Results: Adaptations for community-based delivery included changes to the eligibility requirements (e.g., relationship status), intervention timing (e.g., lag between sessions), and incentives. Participant recruitment and retention varied by recruitment source (HIV test counselor, online advertising). Preliminary analyses revealed significant changes in HIV knowledge, number of condom errors and failures, and number of male sex partners in the expected directions. Qualitative data revealed that the intervention was acceptable to participants.

Conclusions: Evaluating the service implementation of KIU! from a translational science lens may inform future adaptions of effective interventions for community-based settings. For YMSM, increased access to effective behavioral interventions is crucial to reducing HIV disparities.

Learning Areas:

Conduct evaluation related to programs, research, and other areas of practice
Implementation of health education strategies, interventions and programs

Learning Objectives:
Explain disparities in HIV infection and HIV prevention resources for YMSM. Describe the five steps in the CDC’s Map of Adaptation Process to facilitate the translation of research into practice. Identify factors related to effective participant recruitment and enrollment in a community-based HIV prevention program.

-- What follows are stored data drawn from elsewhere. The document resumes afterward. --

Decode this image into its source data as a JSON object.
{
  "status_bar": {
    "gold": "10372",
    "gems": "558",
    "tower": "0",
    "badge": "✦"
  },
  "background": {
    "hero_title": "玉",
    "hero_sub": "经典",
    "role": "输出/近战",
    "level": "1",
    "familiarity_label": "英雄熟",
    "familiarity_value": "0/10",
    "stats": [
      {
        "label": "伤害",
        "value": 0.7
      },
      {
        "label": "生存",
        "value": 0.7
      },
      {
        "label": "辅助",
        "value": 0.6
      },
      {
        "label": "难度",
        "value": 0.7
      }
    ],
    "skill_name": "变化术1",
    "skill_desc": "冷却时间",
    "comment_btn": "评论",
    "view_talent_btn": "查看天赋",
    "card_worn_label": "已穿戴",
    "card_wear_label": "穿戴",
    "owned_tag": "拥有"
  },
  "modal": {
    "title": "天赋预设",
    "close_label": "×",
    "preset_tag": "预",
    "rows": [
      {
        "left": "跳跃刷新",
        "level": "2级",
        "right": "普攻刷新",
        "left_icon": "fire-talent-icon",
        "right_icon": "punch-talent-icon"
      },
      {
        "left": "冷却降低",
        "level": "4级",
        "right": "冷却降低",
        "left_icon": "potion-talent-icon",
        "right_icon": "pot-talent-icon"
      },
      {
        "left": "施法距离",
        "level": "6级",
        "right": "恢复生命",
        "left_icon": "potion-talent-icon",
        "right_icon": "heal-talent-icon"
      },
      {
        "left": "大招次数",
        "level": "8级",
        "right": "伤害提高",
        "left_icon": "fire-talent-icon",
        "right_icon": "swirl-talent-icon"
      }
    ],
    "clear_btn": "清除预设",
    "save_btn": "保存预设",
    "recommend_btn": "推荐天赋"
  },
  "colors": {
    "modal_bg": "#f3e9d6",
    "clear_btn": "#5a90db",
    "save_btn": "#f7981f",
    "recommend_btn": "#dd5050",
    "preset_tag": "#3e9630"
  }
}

Keyword(s): HIV Interventions, Evaluation

Presenting author's disclosure statement:

Qualified on the content I am responsible for because: In addition to holding a doctorate in Community Psychology, I have worked over the last 15 years to develop, implement, and evaluate HIV-preventive interventions in academic and community-based settings. I have also been lead or co-investigator on several federally-funded grants on the epidemiology of HIV and HIV prevention.
Any relevant financial relationships? No

I agree to comply with the American Public Health Association Conflict of Interest and Commercial Support Guidelines, and to disclose to the participants any off-label or experimental uses of a commercial product or service discussed in my presentation.